Dutch looked over her head, something he could do, because the woman was not short, but he was six two.
“Vance dropped that bug in your ear about Carlyle for a reason, Dutch,” she said.
He looked right at her.
It was not lost on him they’d played him. It was not lost on him that Vance, who was sober, was hanging at the Chaos Compound while the guys were throwing some back, when he rarely hung at the Compound, and he was talking about one of Jules’s kids for the exact reason he was hanging at the Compound, talking about one of Jules’s kids.
He was maneuvering Dutch’s ass to be right there in an effort to get shit sorted with one of Jules’s kids.
Nope, Juliet Crowe never gave up on any of her kids.
“I’ll figure something out,” he said.
She smiled at him.
And taking that smile in, knowing the woman she was, the heart she had, the grit, he had no idea how old she was, he just knew she was older than him by more than a decade.
But if she was not married to a man who she made clear was her heartbeat, and the mother to their three kids, Dutch would want in there.
Permanently.
He nodded, muttered some words of farewell, and moved out.
His phone rang as he made his way to his truck.

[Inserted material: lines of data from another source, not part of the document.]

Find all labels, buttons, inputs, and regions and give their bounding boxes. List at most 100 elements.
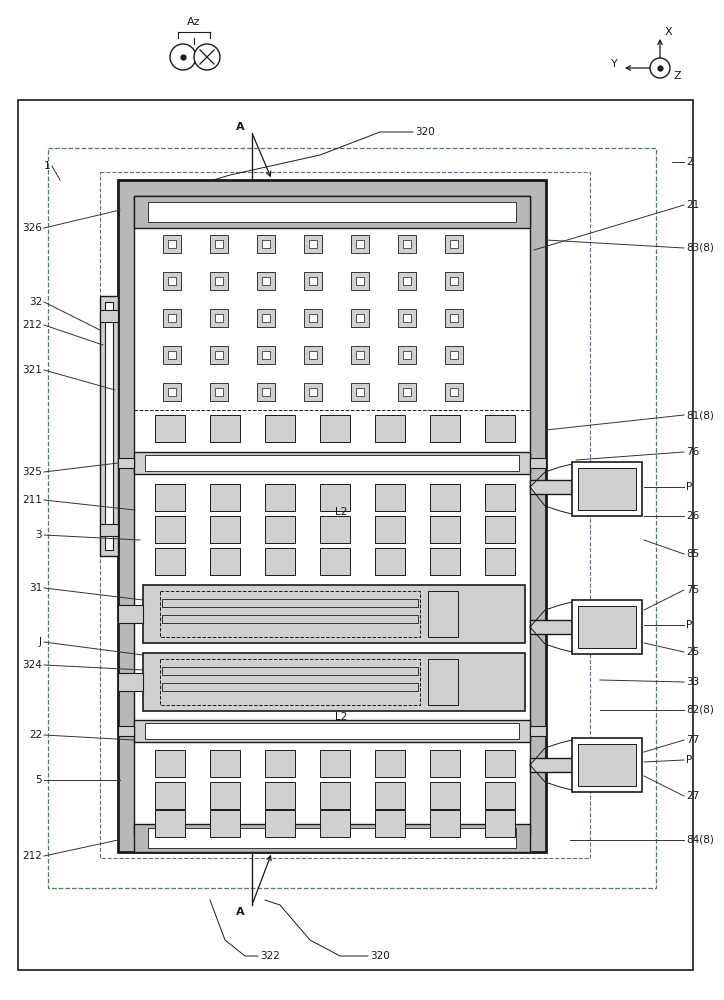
Text: 31: 31 bbox=[29, 583, 42, 593]
Bar bbox=[351, 235, 369, 253]
Bar bbox=[48, 148, 656, 888]
Bar bbox=[134, 452, 530, 474]
Bar bbox=[398, 272, 416, 290]
Text: 33: 33 bbox=[686, 677, 699, 687]
Bar bbox=[375, 750, 405, 777]
Bar bbox=[309, 240, 317, 248]
Bar bbox=[403, 277, 411, 285]
Text: Y: Y bbox=[610, 59, 618, 69]
Bar bbox=[257, 346, 275, 364]
Bar bbox=[262, 388, 270, 396]
Bar bbox=[430, 810, 460, 837]
Bar bbox=[100, 524, 118, 536]
Bar bbox=[262, 240, 270, 248]
Bar bbox=[118, 726, 134, 736]
Bar bbox=[578, 606, 636, 648]
Text: 85: 85 bbox=[686, 549, 699, 559]
Bar bbox=[578, 468, 636, 510]
Bar bbox=[403, 240, 411, 248]
Bar bbox=[445, 272, 463, 290]
Bar bbox=[309, 277, 317, 285]
Bar bbox=[18, 100, 693, 970]
Bar bbox=[430, 484, 460, 511]
Text: J: J bbox=[39, 637, 42, 647]
Bar bbox=[168, 351, 176, 359]
Bar bbox=[450, 351, 458, 359]
Bar bbox=[118, 458, 134, 468]
Bar bbox=[450, 314, 458, 322]
Bar bbox=[351, 309, 369, 327]
Bar bbox=[210, 750, 240, 777]
Text: 32: 32 bbox=[29, 297, 42, 307]
Bar bbox=[148, 828, 516, 848]
Bar bbox=[304, 346, 322, 364]
Bar bbox=[257, 235, 275, 253]
Bar bbox=[398, 309, 416, 327]
Bar bbox=[215, 240, 223, 248]
Bar bbox=[168, 314, 176, 322]
Bar bbox=[320, 548, 350, 575]
Bar bbox=[134, 720, 530, 742]
Bar bbox=[257, 383, 275, 401]
Text: 27: 27 bbox=[686, 791, 699, 801]
Bar bbox=[257, 272, 275, 290]
Bar bbox=[320, 810, 350, 837]
Bar bbox=[162, 667, 418, 675]
Bar bbox=[320, 484, 350, 511]
Bar bbox=[160, 659, 420, 705]
Text: 320: 320 bbox=[415, 127, 434, 137]
Bar bbox=[485, 810, 515, 837]
Bar bbox=[262, 277, 270, 285]
Bar bbox=[485, 516, 515, 543]
Circle shape bbox=[650, 58, 670, 78]
Bar bbox=[578, 744, 636, 786]
Text: 22: 22 bbox=[29, 730, 42, 740]
Bar bbox=[118, 180, 546, 852]
Text: 5: 5 bbox=[35, 775, 42, 785]
Bar bbox=[530, 458, 546, 468]
Bar bbox=[162, 599, 418, 607]
Bar bbox=[162, 683, 418, 691]
Text: 212: 212 bbox=[22, 851, 42, 861]
Bar bbox=[428, 659, 458, 705]
Bar bbox=[375, 516, 405, 543]
Bar bbox=[163, 235, 181, 253]
Bar bbox=[572, 462, 642, 516]
Text: 320: 320 bbox=[370, 951, 390, 961]
Bar bbox=[163, 346, 181, 364]
Bar bbox=[450, 388, 458, 396]
Bar bbox=[485, 548, 515, 575]
Bar bbox=[530, 726, 546, 736]
Bar bbox=[105, 302, 113, 550]
Text: 81(8): 81(8) bbox=[686, 410, 714, 420]
Bar bbox=[155, 782, 185, 809]
Bar bbox=[309, 388, 317, 396]
Text: 1: 1 bbox=[43, 161, 50, 171]
Circle shape bbox=[194, 44, 220, 70]
Bar bbox=[428, 591, 458, 637]
Text: X: X bbox=[665, 27, 673, 37]
Bar bbox=[450, 277, 458, 285]
Text: Z: Z bbox=[674, 71, 681, 81]
Bar bbox=[304, 235, 322, 253]
Bar bbox=[100, 310, 118, 322]
Bar bbox=[445, 235, 463, 253]
Bar bbox=[210, 309, 228, 327]
Text: 212: 212 bbox=[22, 320, 42, 330]
Bar bbox=[262, 351, 270, 359]
Bar bbox=[572, 600, 642, 654]
Bar bbox=[168, 240, 176, 248]
Bar bbox=[375, 484, 405, 511]
Bar bbox=[145, 723, 519, 739]
Bar bbox=[320, 516, 350, 543]
Bar bbox=[445, 309, 463, 327]
Bar bbox=[118, 605, 143, 623]
Bar bbox=[210, 782, 240, 809]
Bar bbox=[210, 272, 228, 290]
Bar bbox=[210, 346, 228, 364]
Text: 82(8): 82(8) bbox=[686, 705, 714, 715]
Bar bbox=[375, 415, 405, 442]
Bar bbox=[155, 415, 185, 442]
Bar bbox=[356, 351, 364, 359]
Text: 76: 76 bbox=[686, 447, 699, 457]
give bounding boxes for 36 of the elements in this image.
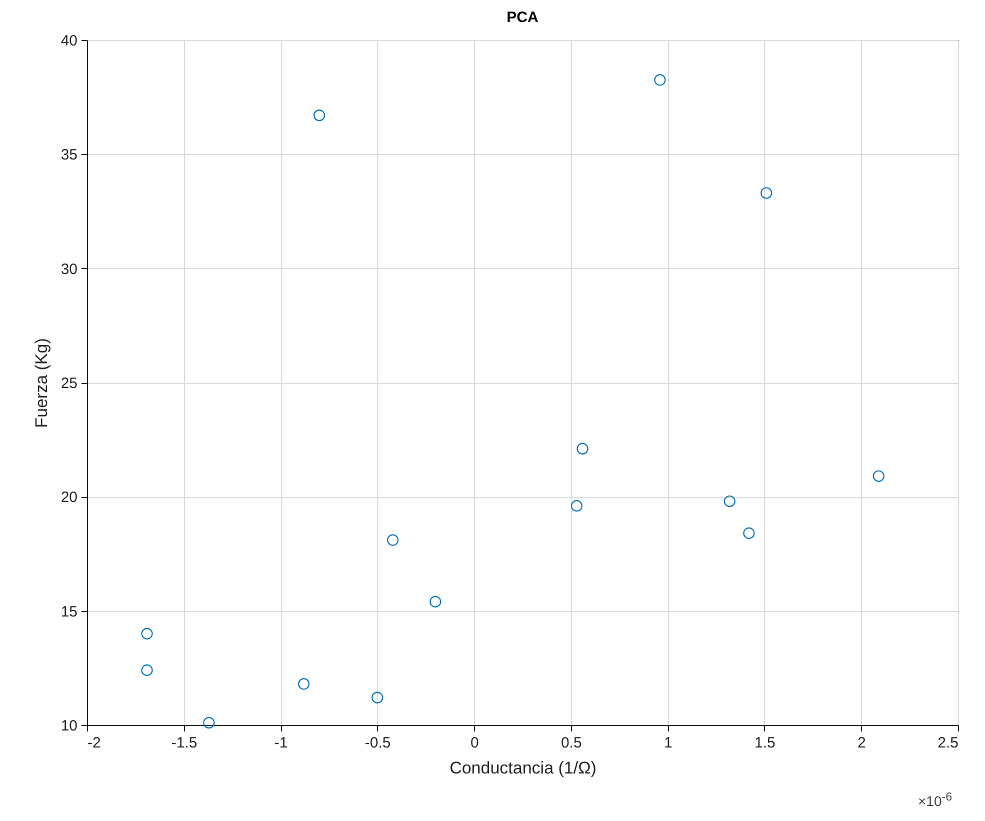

He pulled it out again, saw it was Jagger, and felt a frisson of disquiet slide up the back of his neck.
Three calls in less than an hour, that wasn’t about going out and tying one on.
It could be their mother. Hound. Their little brother, Wilder. Any brother, really, in Chaos, their woman or one of their kids.
This on his mind, he took the call as he angled his ass into his truck.